I have a few notes that I gathered, along with the rules PDF given to me, on the basic format of the Crowd Analytics Flow Competition at Crownal 2024, as it is formally known. A matronly woman by the name of Claire Wishby heads up the effort, though she has a few Deloitte contractors hanging around and managing things. I briefly interview her before the competition and she is forthright that moving the needle on analytics requires some kind of shared baseline. If every research group is analyzing different crowds, from space or drone footage, or from door access counts, or cell phone connection patterns, it is impossible to separate out the wheat.

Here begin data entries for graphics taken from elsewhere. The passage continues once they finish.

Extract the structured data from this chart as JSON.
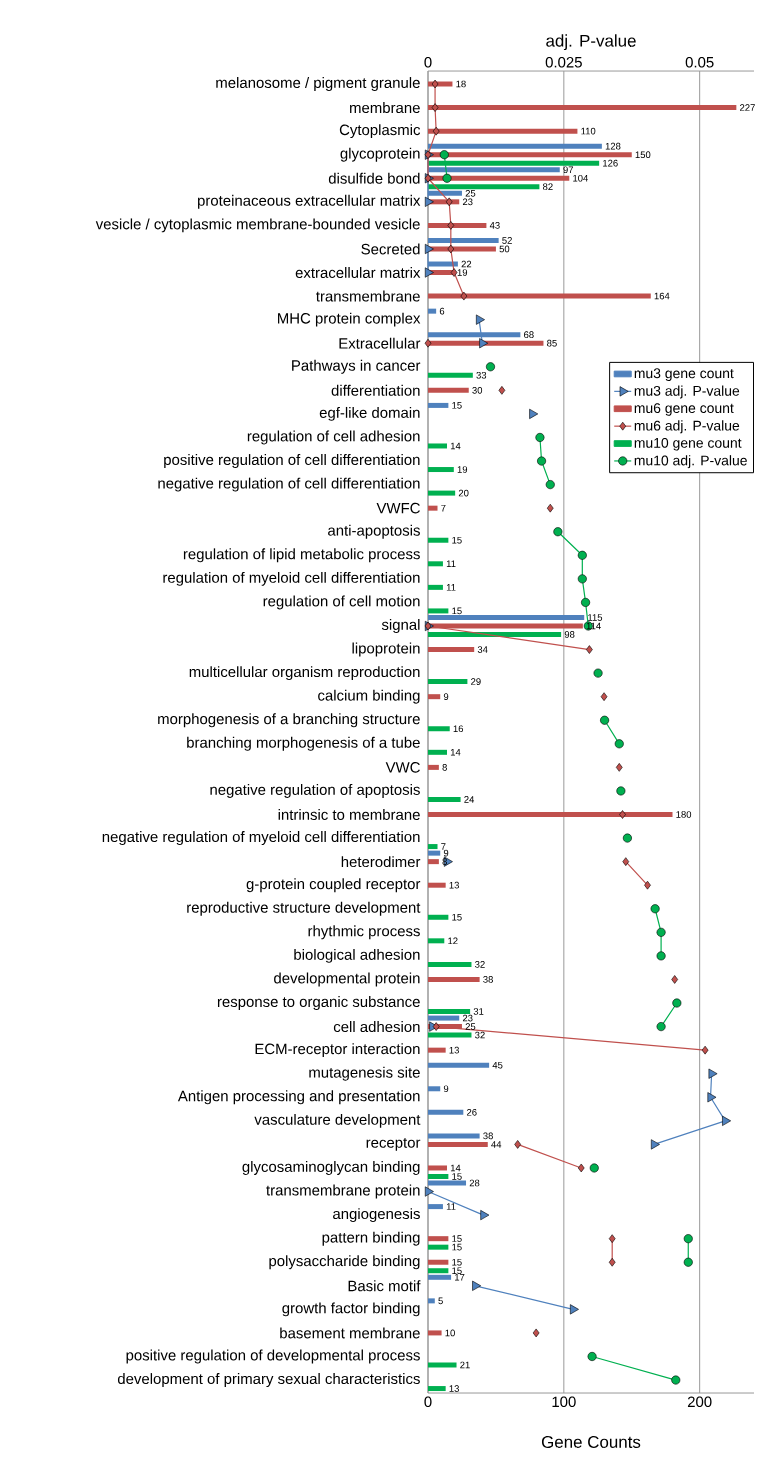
{
  "chart_data": {
    "type": "bar",
    "orientation": "horizontal",
    "categories": [
      "melanosome / pigment granule",
      "membrane",
      "Cytoplasmic",
      "glycoprotein",
      "disulfide bond",
      "proteinaceous extracellular matrix",
      "vesicle / cytoplasmic membrane-bounded vesicle",
      "Secreted",
      "extracellular matrix",
      "transmembrane",
      "MHC protein complex",
      "Extracellular",
      "Pathways in cancer",
      "differentiation",
      "egf-like domain",
      "regulation of cell adhesion",
      "positive regulation of cell differentiation",
      "negative regulation of cell differentiation",
      "VWFC",
      "anti-apoptosis",
      "regulation of lipid metabolic process",
      "regulation of myeloid cell differentiation",
      "regulation of cell motion",
      "signal",
      "lipoprotein",
      "multicellular organism reproduction",
      "calcium binding",
      "morphogenesis of a branching structure",
      "branching morphogenesis of a tube",
      "VWC",
      "negative regulation of apoptosis",
      "intrinsic to membrane",
      "negative regulation of myeloid cell differentiation",
      "heterodimer",
      "g-protein coupled receptor",
      "reproductive structure development",
      "rhythmic process",
      "biological adhesion",
      "developmental protein",
      "response to organic substance",
      "cell adhesion",
      "ECM-receptor interaction",
      "mutagenesis site",
      "Antigen processing and presentation",
      "vasculature development",
      "receptor",
      "glycosaminoglycan binding",
      "transmembrane protein",
      "angiogenesis",
      "pattern binding",
      "polysaccharide binding",
      "Basic motif",
      "growth factor binding",
      "basement membrane",
      "positive regulation of developmental process",
      "development of primary sexual characteristics"
    ],
    "xlabel": "Gene Counts",
    "x2label": "adj. P-value",
    "xlim": [
      0,
      240
    ],
    "xticks": [
      0,
      100,
      200
    ],
    "x2lim": [
      0,
      0.06
    ],
    "x2ticks": [
      0,
      0.025,
      0.05
    ],
    "grid": "x",
    "legend": "right",
    "series": [
      {
        "name": "mu3 gene count",
        "color": "#4f81bd",
        "values": [
          null,
          null,
          null,
          128,
          97,
          25,
          null,
          52,
          22,
          null,
          6,
          68,
          null,
          null,
          15,
          null,
          null,
          null,
          null,
          null,
          null,
          null,
          null,
          115,
          null,
          null,
          null,
          null,
          null,
          null,
          null,
          null,
          null,
          9,
          null,
          null,
          null,
          null,
          null,
          null,
          23,
          null,
          45,
          9,
          26,
          38,
          null,
          28,
          11,
          null,
          null,
          17,
          5,
          null,
          null,
          null
        ],
        "value_labels": [
          null,
          null,
          null,
          "128",
          "97",
          "25",
          null,
          "52",
          "22",
          null,
          "6",
          "68",
          null,
          null,
          "15",
          null,
          null,
          null,
          null,
          null,
          null,
          null,
          null,
          "115",
          null,
          null,
          null,
          null,
          null,
          null,
          null,
          null,
          null,
          "9",
          null,
          null,
          null,
          null,
          null,
          null,
          "23",
          null,
          "45",
          "9",
          "26",
          "38",
          null,
          "28",
          "11",
          null,
          null,
          "17",
          "5",
          null,
          null,
          null
        ]
      },
      {
        "name": "mu3 adj. P-value",
        "type": "line",
        "axis": "x2",
        "marker": "triangle",
        "color": "#4f81bd",
        "values": [
          null,
          null,
          null,
          0,
          0,
          0,
          null,
          0,
          0,
          null,
          0.0094,
          0.01,
          null,
          null,
          0.0192,
          null,
          null,
          null,
          null,
          null,
          null,
          null,
          null,
          0,
          null,
          null,
          null,
          null,
          null,
          null,
          null,
          null,
          null,
          0.0035,
          null,
          null,
          null,
          null,
          null,
          null,
          0.0008,
          null,
          0.0522,
          0.052,
          0.0547,
          0.0416,
          null,
          0,
          0.0102,
          null,
          null,
          0.0087,
          0.0267,
          null,
          null,
          null
        ]
      },
      {
        "name": "mu6 gene count",
        "color": "#c0504d",
        "values": [
          18,
          227,
          110,
          150,
          104,
          23,
          43,
          50,
          19,
          164,
          null,
          85,
          null,
          30,
          null,
          null,
          null,
          null,
          7,
          null,
          null,
          null,
          null,
          114,
          34,
          null,
          9,
          null,
          null,
          8,
          null,
          180,
          null,
          8,
          13,
          null,
          null,
          null,
          38,
          null,
          25,
          13,
          null,
          null,
          null,
          44,
          14,
          null,
          null,
          15,
          15,
          null,
          null,
          10,
          null,
          null
        ],
        "value_labels": [
          "18",
          "227",
          "110",
          "150",
          "104",
          "23",
          "43",
          "50",
          "19",
          "164",
          null,
          "85",
          null,
          "30",
          null,
          null,
          null,
          null,
          "7",
          null,
          null,
          null,
          null,
          "114",
          "34",
          null,
          "9",
          null,
          null,
          "8",
          null,
          "180",
          null,
          "8",
          "13",
          null,
          null,
          null,
          "38",
          null,
          "25",
          "13",
          null,
          null,
          null,
          "44",
          "14",
          null,
          null,
          "15",
          "15",
          null,
          null,
          "10",
          null,
          null
        ]
      },
      {
        "name": "mu6 adj. P-value",
        "type": "line",
        "axis": "x2",
        "marker": "diamond",
        "color": "#c0504d",
        "values": [
          0.0013,
          0.0013,
          0.0015,
          0,
          0,
          0.0039,
          0.0042,
          0.0042,
          0.0048,
          0.0066,
          null,
          0,
          null,
          0.0136,
          null,
          null,
          null,
          null,
          0.0225,
          null,
          null,
          null,
          null,
          0,
          0.0297,
          null,
          0.0324,
          null,
          null,
          0.0352,
          null,
          0.0358,
          null,
          0.0364,
          0.0404,
          null,
          null,
          null,
          0.0454,
          null,
          0.0015,
          0.051,
          null,
          null,
          null,
          0.0165,
          0.0282,
          null,
          null,
          0.0339,
          0.0339,
          null,
          null,
          0.0199,
          null,
          null
        ]
      },
      {
        "name": "mu10 gene count",
        "color": "#00b050",
        "values": [
          null,
          null,
          null,
          126,
          82,
          null,
          null,
          null,
          null,
          null,
          null,
          null,
          33,
          null,
          null,
          14,
          19,
          20,
          null,
          15,
          11,
          11,
          15,
          98,
          null,
          29,
          null,
          16,
          14,
          null,
          24,
          null,
          7,
          null,
          null,
          15,
          12,
          32,
          null,
          31,
          32,
          null,
          null,
          null,
          null,
          null,
          15,
          null,
          null,
          15,
          15,
          null,
          null,
          null,
          21,
          13
        ],
        "value_labels": [
          null,
          null,
          null,
          "126",
          "82",
          null,
          null,
          null,
          null,
          null,
          null,
          null,
          "33",
          null,
          null,
          "14",
          "19",
          "20",
          null,
          "15",
          "11",
          "11",
          "15",
          "98",
          null,
          "29",
          null,
          "16",
          "14",
          null,
          "24",
          null,
          "7",
          null,
          null,
          "15",
          "12",
          "32",
          null,
          "31",
          "32",
          null,
          null,
          null,
          null,
          null,
          "15",
          null,
          null,
          "15",
          "15",
          null,
          null,
          null,
          "21",
          "13"
        ]
      },
      {
        "name": "mu10 adj. P-value",
        "type": "line",
        "axis": "x2",
        "marker": "circle",
        "color": "#00b050",
        "values": [
          null,
          null,
          null,
          0.003,
          0.0035,
          null,
          null,
          null,
          null,
          null,
          null,
          null,
          0.0115,
          null,
          null,
          0.0206,
          0.0209,
          0.0225,
          null,
          0.0239,
          0.0284,
          0.0284,
          0.029,
          0.0295,
          null,
          0.0313,
          null,
          0.0325,
          0.0352,
          null,
          0.0355,
          null,
          0.0367,
          null,
          null,
          0.0418,
          0.0429,
          0.0429,
          null,
          0.0458,
          0.0429,
          null,
          null,
          null,
          null,
          null,
          0.0306,
          null,
          null,
          0.0479,
          0.0479,
          null,
          null,
          null,
          0.0302,
          0.0456
        ]
      }
    ]
  }
}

But to what end, I rhetorically query as we get through some of the background material and history of crowd analytics. She arches an eyebrow and complains that the press is far too critical about matters that they don’t understand. There is informational gold in crowd analytics, she insists, and the government drone transforms into an advocate. From designing stadiums to stopping famines, knowing how crowds behave is foundational. I apologize and lament that I am most defiantly not writing a hit piece. I just need all the perspectives. We part with her distrust perhaps a bit mollified.
In the end I have to stand on the mezzanine level as the participants break up into groups in the massive lobby of the hotel. The staff moved couches and tables to the carpeted walkways adjacent the central marble floor. The analysis teams are set up near me at mildly decorated tables. I see Beams crack his knuckles as a graduate assistant tips a camera slightly more towards the floor below.
Then they are off, with participants moving in blocks like massing sheep, leaders emerge then step back as the crowds thin and break up. They form starfish shapes for two minutes, then collapse back into chaos. The exact motions and instructions for the participants are unknown to the analytics teams. I glance around the tables and see the Tokyo University team suddenly raise their arms in a joint flourish of success, then return to their laptops.
Minutes pass and there is murmuring concentration at the competitors’ tables as the crowd shifts again, then marches out the front doors of the hotel, then returns again but in piecemeal fashion through side doors and from the room wings. I catch Beams grinning and pointing at his laptop, then swatting his hair back from his eyes.
The-one is in the crowd, I now notice, but keeps changing direction with a stubborn randomness, then is righted back into the pattern by the-one’s nearest neighbors. Trying to play along, but can’t stop deconstructing even the action of crowd acting.
There is a shuffling and suddenly they are all rotating in a disk that starts to thin in the middle until they are in a ring that diffuses out, larger and larger, and then, there in the exact middle, I see the most incredible thing, a brief flashing form, maybe from the clerestory windows or skylights, maybe a reflection off a jet landing at Dulles, maybe off a satellite in orbit. Maybe. And the crowd has stopped in their motion and are all staring at it too as it morphs and reflects, and then there is nothing but the cool veined marble floor and the world is silent.